At this stage of the event, the Venice audience is in need of a little light relief and it rose to embrace Mandibles as you might a long-lost college buddy (the one who always brought the best grass and a backstage pass for the gig). Manu and Jean-Gab are a pair of anti-heroes so stupid they can’t cook a simple meal without burning down the caravan, so one wonders how they’re ever going to train a giant fly to make them millionaires. Still, it’s fun to watch them careering around the scrubbier bits of southern France, hatching ludicrous plans and performing whip-lashing double-takes. They reminded me of Patrick Dewaere and Gerard Depardieu in Bertrand Blier’s Les Valseuses.

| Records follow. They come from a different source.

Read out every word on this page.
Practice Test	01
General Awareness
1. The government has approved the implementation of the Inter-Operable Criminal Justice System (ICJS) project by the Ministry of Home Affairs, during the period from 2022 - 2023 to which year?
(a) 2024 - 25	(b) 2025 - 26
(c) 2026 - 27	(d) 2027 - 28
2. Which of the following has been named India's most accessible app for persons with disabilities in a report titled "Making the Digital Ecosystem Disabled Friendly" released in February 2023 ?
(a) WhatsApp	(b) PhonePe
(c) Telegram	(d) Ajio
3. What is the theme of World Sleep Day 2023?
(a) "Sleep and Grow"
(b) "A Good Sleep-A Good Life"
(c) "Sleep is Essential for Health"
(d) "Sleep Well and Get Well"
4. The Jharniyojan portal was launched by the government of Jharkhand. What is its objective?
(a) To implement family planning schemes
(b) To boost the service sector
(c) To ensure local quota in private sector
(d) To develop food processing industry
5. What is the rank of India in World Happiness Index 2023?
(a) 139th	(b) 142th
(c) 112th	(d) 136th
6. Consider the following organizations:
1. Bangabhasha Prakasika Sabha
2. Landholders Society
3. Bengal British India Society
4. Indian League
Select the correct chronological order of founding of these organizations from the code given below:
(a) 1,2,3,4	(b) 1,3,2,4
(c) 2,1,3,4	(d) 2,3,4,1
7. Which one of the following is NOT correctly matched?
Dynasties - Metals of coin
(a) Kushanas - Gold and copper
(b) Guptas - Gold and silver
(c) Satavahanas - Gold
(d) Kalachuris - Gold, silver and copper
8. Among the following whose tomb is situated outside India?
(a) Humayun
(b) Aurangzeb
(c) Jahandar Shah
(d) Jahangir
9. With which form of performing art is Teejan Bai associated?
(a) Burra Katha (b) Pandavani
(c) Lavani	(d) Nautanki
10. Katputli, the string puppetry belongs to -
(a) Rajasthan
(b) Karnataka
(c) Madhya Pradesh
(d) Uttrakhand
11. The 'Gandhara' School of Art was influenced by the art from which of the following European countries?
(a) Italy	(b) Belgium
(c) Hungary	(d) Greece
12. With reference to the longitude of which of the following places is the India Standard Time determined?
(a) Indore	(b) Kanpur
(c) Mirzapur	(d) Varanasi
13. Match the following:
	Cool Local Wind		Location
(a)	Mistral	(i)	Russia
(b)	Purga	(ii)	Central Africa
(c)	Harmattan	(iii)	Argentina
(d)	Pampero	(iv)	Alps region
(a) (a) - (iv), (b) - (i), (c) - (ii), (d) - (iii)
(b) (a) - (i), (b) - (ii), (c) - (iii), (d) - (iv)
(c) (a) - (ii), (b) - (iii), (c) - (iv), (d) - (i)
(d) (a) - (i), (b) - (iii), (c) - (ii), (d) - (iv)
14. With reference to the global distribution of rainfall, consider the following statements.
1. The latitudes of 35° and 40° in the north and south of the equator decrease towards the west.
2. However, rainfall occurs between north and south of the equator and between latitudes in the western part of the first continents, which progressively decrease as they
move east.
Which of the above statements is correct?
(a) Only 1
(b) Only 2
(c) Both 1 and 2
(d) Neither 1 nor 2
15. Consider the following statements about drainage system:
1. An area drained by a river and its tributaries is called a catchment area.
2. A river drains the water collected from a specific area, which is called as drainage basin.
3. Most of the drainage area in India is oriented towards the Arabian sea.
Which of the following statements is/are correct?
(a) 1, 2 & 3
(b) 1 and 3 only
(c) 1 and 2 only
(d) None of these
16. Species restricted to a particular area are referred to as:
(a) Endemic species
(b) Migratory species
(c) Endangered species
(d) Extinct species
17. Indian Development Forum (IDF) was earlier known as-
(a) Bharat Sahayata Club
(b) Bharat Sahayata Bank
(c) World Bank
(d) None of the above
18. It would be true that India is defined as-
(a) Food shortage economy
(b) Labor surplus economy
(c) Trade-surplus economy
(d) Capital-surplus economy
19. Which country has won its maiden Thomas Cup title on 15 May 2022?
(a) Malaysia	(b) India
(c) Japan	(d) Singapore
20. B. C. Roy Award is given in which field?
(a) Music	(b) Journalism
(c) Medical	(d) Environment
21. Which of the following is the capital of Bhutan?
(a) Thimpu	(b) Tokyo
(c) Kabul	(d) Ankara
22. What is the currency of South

The inherent peril of the drunken 1am idea for a movie, though, is that the wacky concept is pretty much the whole deal. Once you’ve opened the boot and marvelled at the contents, it’s hard to work out where a film goes from there, except round in circles, trying to find fresh gags in the material or more sugar to sustain it.

In a big house in the hills, Manu and Jean-Gab meet Agnes. She’s played by Adèle Exarchopoulos, who was so good in Blue Is the Warmest Colour but has a rougher ride here. Agnes, we are told, has injured her brain in a skiing accident and Exarchopoulos plays her at top volume, screaming every line, taking offence at every turn; playing disability for belly-laughs as though she’s auditioning for Benny Hill. Barrelling into the master bedroom one morning, Agnes sees the bug and stops dead from the shock. But the girl has a screw loose, so who’s going to believe Agnes?

It’s funny - the rogue elements that strain credibility and risk breaking a movie. Turns out I’m totally on board with a giant fly in the boot. It’s dumb, bellowing Agnes who finally blows out the film’s levels.

• Mandibles is released on 17 September in cinemas and on 20 September on digital platforms.